In spite of this “help”, the populations of developing countries continue to survive. The engine of their ability to persist seems largely due to their extraordinary creativity and adaptability. There are many lessons that can be learned from the efforts of these people who take advantage of the constraints and circumstances they have been given to carve out a niche in the happenings that surround them. It is with this idea that Mueller’s presentation moved into extrapolating and codifying unique traits of these emergent cities. Here, he presented a number of developments to this effect. One of the more interesting examples included was of the Zabbaleen, who can be said to be a people standing as a testament of the old adage “one man’s trash is another man’s treasure”. From the waste generated by nearby Cairo, Egypt, the Zabaleen have constructed a society. For no compensation other than the trash they collect, these people take away the refuse of the city. This trash is reused or recycled in the Zabaleen’s burgeoning settlement. This population is responsible for diverting 85% of the trash generated by Cairo from the landfills in which it might have other wise come to rest.
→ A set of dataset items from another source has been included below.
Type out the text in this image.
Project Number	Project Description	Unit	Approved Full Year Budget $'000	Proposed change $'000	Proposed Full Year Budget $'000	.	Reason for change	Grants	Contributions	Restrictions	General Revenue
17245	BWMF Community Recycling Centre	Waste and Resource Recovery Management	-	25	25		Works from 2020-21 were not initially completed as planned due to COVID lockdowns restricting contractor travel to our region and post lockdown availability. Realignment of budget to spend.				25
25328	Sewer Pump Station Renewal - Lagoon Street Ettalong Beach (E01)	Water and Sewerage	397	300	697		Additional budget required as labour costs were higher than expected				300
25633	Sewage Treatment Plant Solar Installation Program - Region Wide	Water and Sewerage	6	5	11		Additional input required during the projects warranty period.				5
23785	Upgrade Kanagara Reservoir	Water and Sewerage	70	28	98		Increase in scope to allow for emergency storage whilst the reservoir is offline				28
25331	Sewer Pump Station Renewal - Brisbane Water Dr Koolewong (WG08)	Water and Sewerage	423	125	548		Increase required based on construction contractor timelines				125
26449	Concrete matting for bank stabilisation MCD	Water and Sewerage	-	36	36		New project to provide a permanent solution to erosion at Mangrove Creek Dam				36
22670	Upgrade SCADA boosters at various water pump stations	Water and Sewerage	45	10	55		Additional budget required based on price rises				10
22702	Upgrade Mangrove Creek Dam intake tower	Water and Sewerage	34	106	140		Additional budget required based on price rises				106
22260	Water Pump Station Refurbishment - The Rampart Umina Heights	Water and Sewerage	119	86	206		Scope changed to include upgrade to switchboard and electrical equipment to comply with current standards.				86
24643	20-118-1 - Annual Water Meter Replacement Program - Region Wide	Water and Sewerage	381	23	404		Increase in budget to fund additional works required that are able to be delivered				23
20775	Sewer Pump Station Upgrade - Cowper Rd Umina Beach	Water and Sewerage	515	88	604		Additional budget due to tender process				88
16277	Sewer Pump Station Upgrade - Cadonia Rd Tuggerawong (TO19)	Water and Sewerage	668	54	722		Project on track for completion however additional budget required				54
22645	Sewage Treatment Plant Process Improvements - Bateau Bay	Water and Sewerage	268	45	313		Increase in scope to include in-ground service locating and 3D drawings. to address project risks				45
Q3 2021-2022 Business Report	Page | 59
Subjecting these case studies to analysis, Mueller has gleaned some key features at play in these emergent societies, and the main factors contributing to their success that can be architecturally embraced and augmented. Mueller uses this catalog of emergent solutions to inform and generate a “kit of tactical responses” that could be deployed on various situations from a bottom-up approach. As a plan for the unplanned, these strategic interventions are design to be highly accessible and allow for opportunistic endeavors. This mode he outlines takes advantage of “hackable infrastructures” to make space for a population living on the margins. Mueller presented two proposal of this sort; Filter/Bridge, which is a water filtering system located along the Tiber River that also acts as a platform for an informal market place, and Sound Barrier Housing, which makes occupiable an auditory and visual barrier along Ring Road. Both of these interventions are meant to properly place the Roma people within Rome, and architecturally mediate their relationship with the city’s Italian inhabitants, a relationship that has been somewhat strained.